The study produced a wealth of important information about how various low-slope roofing systems install and the various factors impacting the installation speed of torch-applied, hot-mopped, and self-adhered base and cap sheets. It also demonstrated that quickly and profitably installing a low-slope roof system isn’t isolated to the specific type of roof cover being installed. Managing the use of tools, understanding how weather conditions impact tool use, and advanced tool staging are all ways contractors can maximize their productivity.

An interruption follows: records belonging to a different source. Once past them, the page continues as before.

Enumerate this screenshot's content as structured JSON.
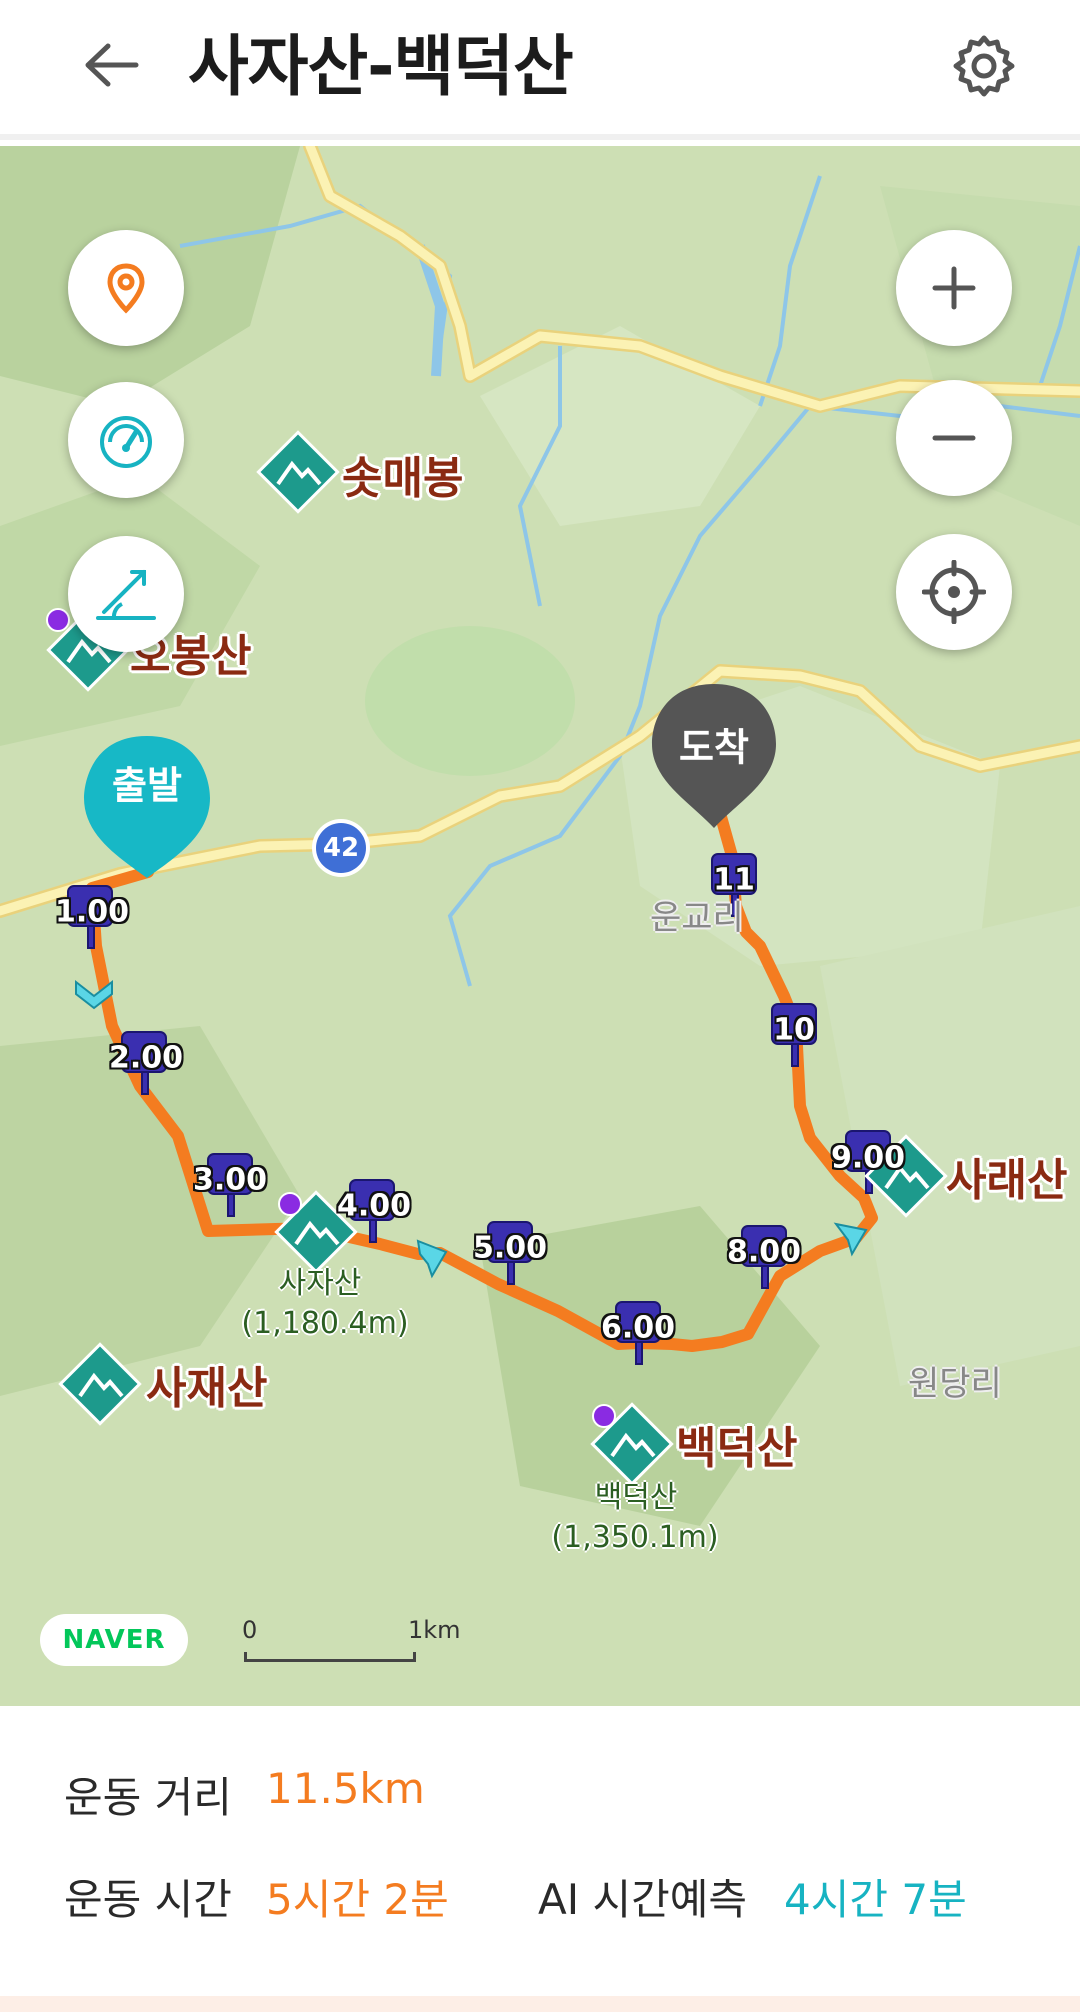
{
  "header": {
    "title": "사자산-백덕산",
    "back_icon": "arrow-left-icon",
    "settings_icon": "gear-icon"
  },
  "map": {
    "labels": {
      "sotmaebong": "솟매봉",
      "obongsan": "오봉산",
      "sajasan": "사자산",
      "sajasan_sub": "사자산",
      "sajasan_height": "(1,180.4m)",
      "sajaesan": "사재산",
      "baekdeoksan": "백덕산",
      "baekdeoksan_sub": "백덕산",
      "baekdeoksan_height": "(1,350.1m)",
      "saraesan": "사래산",
      "ungyori": "운교리",
      "wondangri": "원당리"
    },
    "start_pin": "출발",
    "end_pin": "도착",
    "route_number": "42",
    "km_markers": [
      "1.00",
      "2.00",
      "3.00",
      "4.00",
      "5.00",
      "6.00",
      "8.00",
      "9.00",
      "10",
      "11"
    ],
    "naver_logo": "NAVER",
    "scale": {
      "start": "0",
      "end": "1km"
    },
    "controls": {
      "location": "location-pin-icon",
      "speed": "speedometer-icon",
      "elevation": "elevation-chart-icon",
      "zoom_in": "plus-icon",
      "zoom_out": "minus-icon",
      "my_location": "crosshair-icon"
    },
    "colors": {
      "route": "#f47c20",
      "start_pin": "#17b8c6",
      "end_pin": "#555555",
      "marker": "#3a2fb0"
    }
  },
  "stats": {
    "distance_label": "운동 거리",
    "distance_value": "11.5km",
    "time_label": "운동 시간",
    "time_value": "5시간 2분",
    "ai_label": "AI 시간예측",
    "ai_value": "4시간 7분"
  }
}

The Impact of Tools and Management

The study also observed that roofing contractors can do a lot, regardless of roof covering type, to improve their crew productivity and their bottom line. Here are some examples:

  • Consider the Temperature and Environment – Environmental factors should always be factored into project estimates. Cold weather often adds work in the form of heating adhesives, longer time periods for relaxing rolls and longer welding times of membranes (APP, SBS, TPO, PVC) – not to mention decreased mobility from bulky cold-weather clothing. Heat often causes fatigue and makes workers thirsty, resulting in more break periods. Also, night projects are typically slower than daylight projects, as work areas are constrained to lighted areas and tools are harder to find.
  • Stage Materials Thoughtfully– Staging materials properly for installers ahead of time makes projects move faster. Crew members are most productive when their individual work is defined to a narrow scope as opposed to a range of tasks. For example, when hand-held screw guns were used, workers that staged and placed screws/plates as one phase of work and were followed by another crew member to install were more efficient than a single person carrying pouches of screws and plates. The rhythm of work is maintained when the worker focuses on a single task and the crew installing the roof cover works as a coordinated team.
  • Employ Strong Management and Quality Control – Rooftop supervision and direction plays a key role in quicker installation times. This includes proper management of roof loading, break times, staging materials, prefabrication (e.g., combining screws and plates) and relaxing materials prior to installation. A lack of in-application quality control saves time and labor on the front end, but typically requires a crew to go back and correct issues noted by inspectors. In-application quality control is recommended in order to avoid the time and money wasted sending crews back to the jobsite to complete repairs.
  • Use and Manage Your Tools Wisely– Efficient tool and accessories use has a measurable impact on installation times. According to our labor study, the installation of a bituminous cap membrane with a ‘dragon wagon’ multi-torch cart was completed 86 percent faster in comparison to using a hand-held torch. Automated screw and plate installers offer a noticeable time advantage, but require a knowledgeable mechanic or crew member with rooftop access to spare parts to avoid machine jams or malfunctions. Poorly maintained automatic welders with inconsistent power and/or damaged parts can also slow down productivity and negatively impact application quality. Blowers used on roofs to clean surfaces and move large sections of membrane also increased productivity in multiple applications.

Tools matter. Even though self-adhered roofing coverings can offer significant time savings, working smarter with the tools and products you have makes a world of difference. The wrong tools, poorly managed tools, malfunctioning tools, and extreme climates will reduce efficiency and increase installation times.